Attention cela dit, que les puristes se rassurent, l’ancien Orelsan qu’on aimait tant est toujours là quelque part et il nous le fait savoir à travers plusieurs titres. On peut notamment citer le lead single, Basique, où le rappeur enchaîne les remarques cinglantes pour évoquer des thèmes de société sur fond d’un beat terriblement puissant ou encore le savoureux Défaite de famille, digne descendant de Jimmy Punchline où il affirme qu’il « déteste les fêtes de famille » avant d’en mettre littéralement plein la gueule à chaque personne qu’il évoque dans une présentation pleine de rancœur des membres (fictifs –ou faussement fictifs ?–) qui composent sa famille. Il montre également qu’il est toujours capable de s’amuser avec Christophe, en featuring avec Maître Gims, un morceau fun et frais teinté d’autodérision dans lequel il rigole sans conteste du fait qu’il fait de « la musique de noir », à savoir du rap, face à un Maître Gims qui ne « comprend toujours pas pourquoi autant d’blancs [l]e kiffent ». Restent alors deux morceaux et non des moindres : l’envoûtant Tout va bien, qui fait office de deuxième single, dont la production aux sonorités orientales signée Stromae sert de vecteur à un texte engagé où Orelsan dénonce implicitement le fait que le monde trouve toujours des excuses pour fermer les yeux sur les problèmes de notre société ou encore le diablement efficace Zone, featuring tant attendu avec Nekfeu où on regrette néanmoins la présence de Dizzee Rascal qui tend à casser l’excellent rythme de cette chanson sombre mais assez festive.

 

Six ans après son deuxième album solo, Orelsan fait donc un retour fracassant avec cet album terriblement attendu.

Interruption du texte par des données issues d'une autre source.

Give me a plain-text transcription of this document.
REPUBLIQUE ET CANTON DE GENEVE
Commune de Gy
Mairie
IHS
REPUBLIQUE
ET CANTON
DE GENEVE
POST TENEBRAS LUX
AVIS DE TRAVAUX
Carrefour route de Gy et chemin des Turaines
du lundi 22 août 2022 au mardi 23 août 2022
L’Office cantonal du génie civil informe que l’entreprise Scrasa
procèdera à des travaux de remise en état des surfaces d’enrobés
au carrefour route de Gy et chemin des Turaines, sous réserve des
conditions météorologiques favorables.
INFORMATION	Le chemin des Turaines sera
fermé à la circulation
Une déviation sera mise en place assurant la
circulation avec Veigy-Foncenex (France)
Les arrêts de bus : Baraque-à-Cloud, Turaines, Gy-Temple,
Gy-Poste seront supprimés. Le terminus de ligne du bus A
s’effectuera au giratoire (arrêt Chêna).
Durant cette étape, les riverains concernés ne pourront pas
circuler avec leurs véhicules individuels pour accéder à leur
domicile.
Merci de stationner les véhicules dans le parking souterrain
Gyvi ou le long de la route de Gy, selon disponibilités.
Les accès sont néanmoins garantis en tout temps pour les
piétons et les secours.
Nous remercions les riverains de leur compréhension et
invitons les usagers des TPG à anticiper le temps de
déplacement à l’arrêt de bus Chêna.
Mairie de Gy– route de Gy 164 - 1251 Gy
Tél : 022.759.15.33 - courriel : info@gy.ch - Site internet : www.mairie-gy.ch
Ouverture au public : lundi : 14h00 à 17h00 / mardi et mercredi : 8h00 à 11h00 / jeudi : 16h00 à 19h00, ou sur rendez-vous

Dans l’ensemble moins agressif au profit de sonorités plus douces et mélancoliques avec des productions toujours aussi efficaces signées Skread, le rappeur achève au travers de ses quatorze titres son évolution en tant que personne. Plus discret, plus sincère mais toujours accompagné d’un certain désabusement à coups de punchlines bien placées, il nous offre un album profond et criant de vérité grâce à un ensemble de textes toujours aussi bien écrits. Après avoir mis « la moitié d’[s]a vie pour savoir c’qu’[il voulait] », être devenu un véritable « san » (« ‘san’ ça veut dire ‘monsieur’ ») et nous avoir offert « le dernier volet d’la saga », on attend avec impatience de voir ce qu’il va bien pouvoir nous offrir d’autre !

4 commentaires sur « La fête est finie d’Orelsan : l’album de la maturité ? »

  1. Bien vu et belle écriture, j’aime terriblement cet album. Je dirai comme toi que j’ai commencé à m’y intéresser quand il a sorti son deuxième album et avec « la fête est fini » il entre dans sa « maturité » mais reste tenter par l’adolescence.

    Aimé par 1 personne

    1. Merci à toi ! 😊 Je pense qu’il restera éternellement adolescent d’un côté, même s’il gagne en maturité il reste un homme qui refuse de grandir et c’est ça qui me plaît chez lui parce que quelque part c’est un sentiment qu’on a tous, seulement lui il l’exprime et il ne s’en cache pas.